Yu-Hui Chang, Ph.D.’01
Mike Lovett
Yu-Hui Chang, Ph.D.’01
Yu-Hui Chang, Ph.D.’01, associate professor of music, was recently named co-artistic director of Dinosaur Annex, a Boston ensemble dedicated to performing music of the 20th and 21st centuries. In November, she was awarded a commission from Meet the Composer, a New York-based organization sponsoring the creation and performance of contemporary music. The commission is linked to an April festival, the Three City Dash, featuring composers from Boston, San Francisco and Chicago. Chang’s composition, an ensemble piece using both Chinese and Western instruments, takes inspiration from “Liao Zhai Zhi Yi,” a 17th-century literary work by Pu Songling. You can read more about her role in the project at www.mtcstudio.org/yu-hui-chang.

Professor Emeritus Martin Boykan, who taught music composition and analysis at Brandeis for more than half a century, was honored Feb. 13 with an 80th-birthday concert of his works at Slosberg Music Center. The event featured the premieres of two new works performed by mezzo-soprano Pamela Dellal and pianist Donald Berman. Boykan, who studied composition under Paul Hindemith and Aaron Copland, has received numerous accolades for his music, which has been performed by the Boston Symphony Orchestra Chamber Players, the New York New Music Ensemble, and Speculum Musicae, among other groups. He also has several recordings and publications to his credit. His most recent book, “The Power of the Moment: Essays on the Western Musical Canon,” will be published by Pendragon Press this year.

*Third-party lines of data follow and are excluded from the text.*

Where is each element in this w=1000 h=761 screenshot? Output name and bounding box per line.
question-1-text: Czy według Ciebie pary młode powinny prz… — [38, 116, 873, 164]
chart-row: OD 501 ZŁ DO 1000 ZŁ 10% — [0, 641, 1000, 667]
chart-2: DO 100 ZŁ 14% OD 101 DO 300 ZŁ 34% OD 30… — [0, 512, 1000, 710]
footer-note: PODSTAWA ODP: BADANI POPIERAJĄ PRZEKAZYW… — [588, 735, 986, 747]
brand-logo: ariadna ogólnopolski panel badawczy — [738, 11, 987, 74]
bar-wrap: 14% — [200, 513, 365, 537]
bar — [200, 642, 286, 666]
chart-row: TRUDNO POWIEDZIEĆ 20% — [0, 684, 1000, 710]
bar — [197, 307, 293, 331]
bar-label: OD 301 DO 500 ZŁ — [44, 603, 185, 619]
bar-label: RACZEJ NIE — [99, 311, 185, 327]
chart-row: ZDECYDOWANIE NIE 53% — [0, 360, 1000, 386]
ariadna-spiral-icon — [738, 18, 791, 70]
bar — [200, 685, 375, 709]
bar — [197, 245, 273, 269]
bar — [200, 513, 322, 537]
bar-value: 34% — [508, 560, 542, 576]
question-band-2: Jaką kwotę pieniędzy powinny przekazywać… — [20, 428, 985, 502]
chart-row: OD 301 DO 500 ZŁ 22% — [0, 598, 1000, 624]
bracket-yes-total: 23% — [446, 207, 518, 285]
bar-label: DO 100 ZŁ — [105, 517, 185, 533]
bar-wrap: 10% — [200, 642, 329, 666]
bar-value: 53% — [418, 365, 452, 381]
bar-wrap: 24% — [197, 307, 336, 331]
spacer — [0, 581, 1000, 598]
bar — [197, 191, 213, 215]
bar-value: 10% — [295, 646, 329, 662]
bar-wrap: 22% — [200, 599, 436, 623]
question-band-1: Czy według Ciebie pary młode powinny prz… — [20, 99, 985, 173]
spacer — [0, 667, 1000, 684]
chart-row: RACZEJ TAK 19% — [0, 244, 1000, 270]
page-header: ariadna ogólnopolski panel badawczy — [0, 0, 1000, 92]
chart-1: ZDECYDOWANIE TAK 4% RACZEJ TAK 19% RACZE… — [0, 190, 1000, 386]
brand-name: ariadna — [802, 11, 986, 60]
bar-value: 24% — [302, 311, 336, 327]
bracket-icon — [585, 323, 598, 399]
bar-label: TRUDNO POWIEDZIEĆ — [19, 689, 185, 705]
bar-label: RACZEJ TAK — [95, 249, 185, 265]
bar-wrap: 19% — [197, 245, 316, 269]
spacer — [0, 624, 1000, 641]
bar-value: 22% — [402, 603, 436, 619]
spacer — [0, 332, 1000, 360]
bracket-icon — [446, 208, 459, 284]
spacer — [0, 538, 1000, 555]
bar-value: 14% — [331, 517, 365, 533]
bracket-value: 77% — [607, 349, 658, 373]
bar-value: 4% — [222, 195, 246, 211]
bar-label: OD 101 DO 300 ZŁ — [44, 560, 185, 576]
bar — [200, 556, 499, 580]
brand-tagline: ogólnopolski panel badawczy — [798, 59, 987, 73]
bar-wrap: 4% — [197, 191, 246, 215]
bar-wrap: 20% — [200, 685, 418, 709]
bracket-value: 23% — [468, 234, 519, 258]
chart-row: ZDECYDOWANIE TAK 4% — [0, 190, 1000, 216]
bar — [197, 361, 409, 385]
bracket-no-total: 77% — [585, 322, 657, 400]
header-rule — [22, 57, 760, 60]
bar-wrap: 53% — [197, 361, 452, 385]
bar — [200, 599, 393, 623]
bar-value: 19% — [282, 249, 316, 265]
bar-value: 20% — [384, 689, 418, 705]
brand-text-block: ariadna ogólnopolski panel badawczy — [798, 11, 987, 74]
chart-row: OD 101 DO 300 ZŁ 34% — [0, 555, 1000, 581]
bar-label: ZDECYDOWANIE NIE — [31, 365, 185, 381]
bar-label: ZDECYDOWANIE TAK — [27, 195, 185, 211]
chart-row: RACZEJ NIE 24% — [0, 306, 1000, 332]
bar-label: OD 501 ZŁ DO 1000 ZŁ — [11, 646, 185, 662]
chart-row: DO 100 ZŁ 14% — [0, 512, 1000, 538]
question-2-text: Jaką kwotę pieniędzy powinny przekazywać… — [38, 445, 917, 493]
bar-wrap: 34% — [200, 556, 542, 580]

Neal Hampton, conductor of the Brandeis–Wellesley Orchestra, will see his musical theater adaptation of Jane Austen’s “Sense and Sensibility,” with book and lyrics by Jeffrey Haddow, performed by the Wellesley Summer Theatre in Wellesley, Mass., from April 26 through May 1. Developed at the BMI (Broadcast Music Industry) Lehman Engel Musical Theatre Workshop in New York, “Sense and Sensibility: The Musical,” had preproduction readings at the Berkshire Musical Theater Workshop and at Playwrights Horizons in Manhattan. The year 2011 is the 200th anniversary of the novel’s publication.

David Wilson, lecturer in theater arts, won the 2010 Elliot 
Norton Award for Outstanding Design, large company, for 
his design of music and sound for the Commonwealth 
Shakespeare Company’s production of “The Comedy of 
Errors.” Wilson has 25 years’ experience designing sound 
and lighting for the professional theater, concert and opera stage, with more than 300 productions to his credit.